The first person we were to meet in Mongolia would turn out to be a life saver! As we rolled forward from the Russian border to the Mongolia border we could instantly see a change when we were greeted by a lovely border guard. He was very interested in learning about New Zealand and the quality of the universities as he intends to study abroad. We spoke for only 10 minutes but that's all we had time for. As we progressed through the border we were shimmied from one desk to another for red, green, and orange stamps and finally after three hours we were allowed to exit Mongolia. As I wandered aimlessly around the building not knowing we could leave,  I noticed that there was a guard sitting on one of our chairs. As I moved towards the boys I heard him point towards the ground where we were sitting. He clearly wanted us to pick up the breadcrumbs on the ground. As I moved to pick some up I saw out of the corner of my eye Climo lean forward towards the guard with some in his hands. As if to ask him are you sure you want us to pick this up. Wow from here the guard turn skit-so nearly falling off the chair in a woeful attempt to kick him. As I turned the guard got up out of the chair, which was half tipped over due to the fact he fell off in the process to see him kick Climo with these ridiculous tiny legs.

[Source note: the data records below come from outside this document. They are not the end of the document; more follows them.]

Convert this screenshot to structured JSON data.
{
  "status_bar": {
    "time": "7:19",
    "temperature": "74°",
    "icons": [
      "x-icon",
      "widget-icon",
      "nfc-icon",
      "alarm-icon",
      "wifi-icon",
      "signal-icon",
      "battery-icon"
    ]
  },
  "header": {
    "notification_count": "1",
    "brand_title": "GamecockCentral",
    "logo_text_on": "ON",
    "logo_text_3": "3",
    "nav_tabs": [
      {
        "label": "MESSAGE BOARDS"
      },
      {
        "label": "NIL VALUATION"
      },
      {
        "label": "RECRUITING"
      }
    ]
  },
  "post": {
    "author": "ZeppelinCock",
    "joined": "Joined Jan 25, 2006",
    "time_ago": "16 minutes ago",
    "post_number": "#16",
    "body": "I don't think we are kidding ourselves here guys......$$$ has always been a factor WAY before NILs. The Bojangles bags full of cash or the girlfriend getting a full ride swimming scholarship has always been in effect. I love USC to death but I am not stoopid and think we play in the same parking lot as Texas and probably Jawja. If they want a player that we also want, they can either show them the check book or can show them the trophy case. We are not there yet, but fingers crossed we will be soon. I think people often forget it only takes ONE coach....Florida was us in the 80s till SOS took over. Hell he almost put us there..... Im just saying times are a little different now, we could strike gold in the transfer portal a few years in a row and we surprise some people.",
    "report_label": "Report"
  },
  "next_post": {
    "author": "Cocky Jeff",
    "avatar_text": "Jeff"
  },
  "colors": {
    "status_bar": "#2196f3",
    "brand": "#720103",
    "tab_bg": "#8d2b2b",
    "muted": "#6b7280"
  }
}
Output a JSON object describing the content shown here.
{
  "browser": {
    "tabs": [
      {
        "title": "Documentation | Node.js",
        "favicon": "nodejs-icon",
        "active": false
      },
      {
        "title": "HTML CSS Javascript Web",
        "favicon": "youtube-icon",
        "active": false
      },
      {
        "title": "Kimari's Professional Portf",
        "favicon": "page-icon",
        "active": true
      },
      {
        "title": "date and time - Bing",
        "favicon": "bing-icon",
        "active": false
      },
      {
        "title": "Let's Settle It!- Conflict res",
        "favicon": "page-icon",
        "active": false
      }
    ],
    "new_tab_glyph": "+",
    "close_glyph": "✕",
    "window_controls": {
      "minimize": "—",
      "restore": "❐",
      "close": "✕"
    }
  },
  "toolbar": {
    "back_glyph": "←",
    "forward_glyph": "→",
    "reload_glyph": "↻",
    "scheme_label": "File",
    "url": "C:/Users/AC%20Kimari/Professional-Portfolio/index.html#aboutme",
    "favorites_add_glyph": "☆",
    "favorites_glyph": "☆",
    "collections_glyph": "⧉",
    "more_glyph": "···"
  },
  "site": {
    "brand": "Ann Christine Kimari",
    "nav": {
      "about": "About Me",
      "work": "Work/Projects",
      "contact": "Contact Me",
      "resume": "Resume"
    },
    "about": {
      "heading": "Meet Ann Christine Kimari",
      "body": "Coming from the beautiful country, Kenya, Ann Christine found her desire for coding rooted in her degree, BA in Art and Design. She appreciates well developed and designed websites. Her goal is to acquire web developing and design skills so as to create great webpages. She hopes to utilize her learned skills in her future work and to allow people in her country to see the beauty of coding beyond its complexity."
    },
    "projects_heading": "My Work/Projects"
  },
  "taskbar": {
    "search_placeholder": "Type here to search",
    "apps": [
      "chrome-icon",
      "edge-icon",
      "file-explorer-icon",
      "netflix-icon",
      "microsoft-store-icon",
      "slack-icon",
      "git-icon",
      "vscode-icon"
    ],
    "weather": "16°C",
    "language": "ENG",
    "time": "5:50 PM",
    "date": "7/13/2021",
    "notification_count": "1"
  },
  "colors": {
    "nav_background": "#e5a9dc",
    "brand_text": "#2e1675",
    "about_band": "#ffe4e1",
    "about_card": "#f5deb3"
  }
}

From here it all turned nasty as he refused to let us go and snatched the departure cards from my hand.  I was not having a bar of it not from a guard with a seriously bad attitude. He was really cunning he proceeded to ask us who is Robert Climo I replied with that's me, in hindsight foolish thing to do but to be fair I was so frustrated with him. Then he said who is Tom and by this stage he knew we were not going to give him any more info. This drove him insane and he marched up and down the yard. Now at this stage three other guards came to his aid. Lucky one was the guard from the entrance who had been friendly and another was Dash-Doj, a local truck driver we had met. Turns out it was the captain we had offended. He thought Climo was being cheeky.

In a second attempt to find out Climo's name he snatched my passport out of my hand to my reply that's my passport you dosh.  Rob asked me to relax so I stood back as the friendly guard tried to negotiate on our behalf. After an hour of negotiations from $100usd to $50usd and finally "just go" from the guard we were out by 6:30. My take on the whole situation when at border crossings is don't leave a mess and if you do clean it up. This will save you allot of drama. (Great news is we got most of it on camera thank you head cams :)

Highlight from the whole ordeal was our friendship we developed with Dash-Doj. He was a very friendly local who has a knack for befriending foreigners. He spoke very good Russian, Mongolian and English. What stood out for me is he waited two hours for us, then helped negotiate Mongolian insurance ($17nzd for the month) and traded our Russian rubbles for Mongolian Tugerug. All he wanted was to practice his English and get information about New Zealand universities (AUT and Waikato we looked after ya).